Hubert Reeves : Oui à peu près partout pour enseigner. Je suis allée en Guyane, aux Antilles, à La Réunion, à Tahiti. Je ne me suis jamais rendu à Saint-Pierre et Miquelon.
Avez-vous l’impression qu’en France, on a conscience que 80% de la biodiversité française se trouve Outre-mer ?
Ce sont des choses que l’on commence à apprendre. Ces sujets n’étaient pas très présents dans les journaux il y a 50 ans ! Le mot écologie n’était pas très employé ! Heureusement grâce à toutes les conférences qui ont eu lieu comme celle de Rio en 1992, celle de Johannesburg et la COP21 l'an dernier à Paris, la situation a changé.

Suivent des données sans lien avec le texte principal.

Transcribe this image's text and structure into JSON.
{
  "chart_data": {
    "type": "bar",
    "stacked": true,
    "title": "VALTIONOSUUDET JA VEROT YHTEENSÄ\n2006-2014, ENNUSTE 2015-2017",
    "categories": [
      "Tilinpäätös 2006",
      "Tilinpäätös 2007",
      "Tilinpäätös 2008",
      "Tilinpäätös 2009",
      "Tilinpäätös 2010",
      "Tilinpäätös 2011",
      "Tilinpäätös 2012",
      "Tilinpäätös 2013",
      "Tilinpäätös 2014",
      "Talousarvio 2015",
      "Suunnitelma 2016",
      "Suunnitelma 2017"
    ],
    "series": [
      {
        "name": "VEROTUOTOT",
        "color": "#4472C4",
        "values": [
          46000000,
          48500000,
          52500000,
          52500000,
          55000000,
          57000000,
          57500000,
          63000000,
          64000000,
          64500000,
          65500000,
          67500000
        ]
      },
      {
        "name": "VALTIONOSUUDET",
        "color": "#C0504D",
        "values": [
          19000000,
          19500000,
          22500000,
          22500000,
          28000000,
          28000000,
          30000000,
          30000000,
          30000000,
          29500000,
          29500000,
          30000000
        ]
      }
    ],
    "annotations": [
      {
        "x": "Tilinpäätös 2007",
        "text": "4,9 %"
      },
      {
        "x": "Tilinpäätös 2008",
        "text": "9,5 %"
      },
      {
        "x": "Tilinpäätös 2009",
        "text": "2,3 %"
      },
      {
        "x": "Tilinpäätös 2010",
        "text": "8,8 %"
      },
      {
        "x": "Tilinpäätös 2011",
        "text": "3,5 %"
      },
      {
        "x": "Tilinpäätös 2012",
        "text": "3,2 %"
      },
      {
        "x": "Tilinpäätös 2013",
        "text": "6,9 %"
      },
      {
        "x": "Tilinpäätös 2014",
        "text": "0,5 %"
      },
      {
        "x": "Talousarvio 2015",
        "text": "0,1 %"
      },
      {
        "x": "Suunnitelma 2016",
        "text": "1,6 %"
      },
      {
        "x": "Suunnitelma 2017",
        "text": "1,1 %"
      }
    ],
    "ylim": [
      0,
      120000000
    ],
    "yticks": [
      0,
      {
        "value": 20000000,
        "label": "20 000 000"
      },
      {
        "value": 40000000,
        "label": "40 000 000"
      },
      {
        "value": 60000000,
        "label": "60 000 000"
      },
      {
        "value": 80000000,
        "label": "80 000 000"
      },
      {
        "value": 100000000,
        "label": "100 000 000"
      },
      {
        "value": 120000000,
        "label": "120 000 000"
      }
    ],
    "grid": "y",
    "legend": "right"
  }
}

Ces conférences ne donnent pas de grands résultats, mais plutôt de petits résultats. Elles ont un effet très bénéfique en mettant dans le vocabulaire des mots qui n’y étaient pas. Par exemple, le mot écologie est arrivé après Rio. Le mot biodiversité après Copenhague. (NDLR : et le mot résilience après la Conférence de Paris)
Et on a parlé beaucoup d’océan et d’îles cette fois à la conférence climat de Paris. Avez-vous des souvenirs de biodiversité Outre-mer, de nature lors de vos voyages en Guyane, aux Antilles ou à La Réunion ?
Oui c’est toujours tragique, toujours triste quand vous arrivez dans une région où l’on vous dit : "il y a trente ans c’était une région magnifique avec des plantes et maintenant, il y a des centres commerciaux et des parkings". A La Réunion et aux Antilles, c’est très présent.
J’ai aussi été frappé par les problèmes qu’ont les Antillais avec ces pesticides (NDLR chlordécone) qui affectent la santé des gens. Quand on est sur place, on en entend beaucoup parler. C’est très présent dans la vie des Antillais.
Vous êtes président de l’association Humanité et Biodiversité, cette association est-elle présente Outre-mer ?
Oui tout à fait. Nous avons eu des actions très bénéfiques. Il y a plusieurs années, une compagnie minière demandait au président Sarkozy de s’installer en Guyane. Or on sait que l’extraction d’or est très nocive. C’est une activité qui utilise du mercure et du cyanure. Nous avons fait valoir à Nicolas Sarkozy que si dans l’hexagone quelqu'un avait voulu installer une mine avec du mercure et du cyanure, il y aurait eu la révolution ! Nous lui avons dit qu’il avait la même responsabilité envers les Guyanais que les Hexagonaux. Et bien, il a refusé d’accorder une licence à ce projet, et c’est une action que nous avons réussie.
On a vu lors de la discussion de la loi biodiversité que certains lobbys étaient très actifs pour ne pas préserver la nature. Est-ce que vous pensez qu’en France, les lobbys sont à l’œuvre ?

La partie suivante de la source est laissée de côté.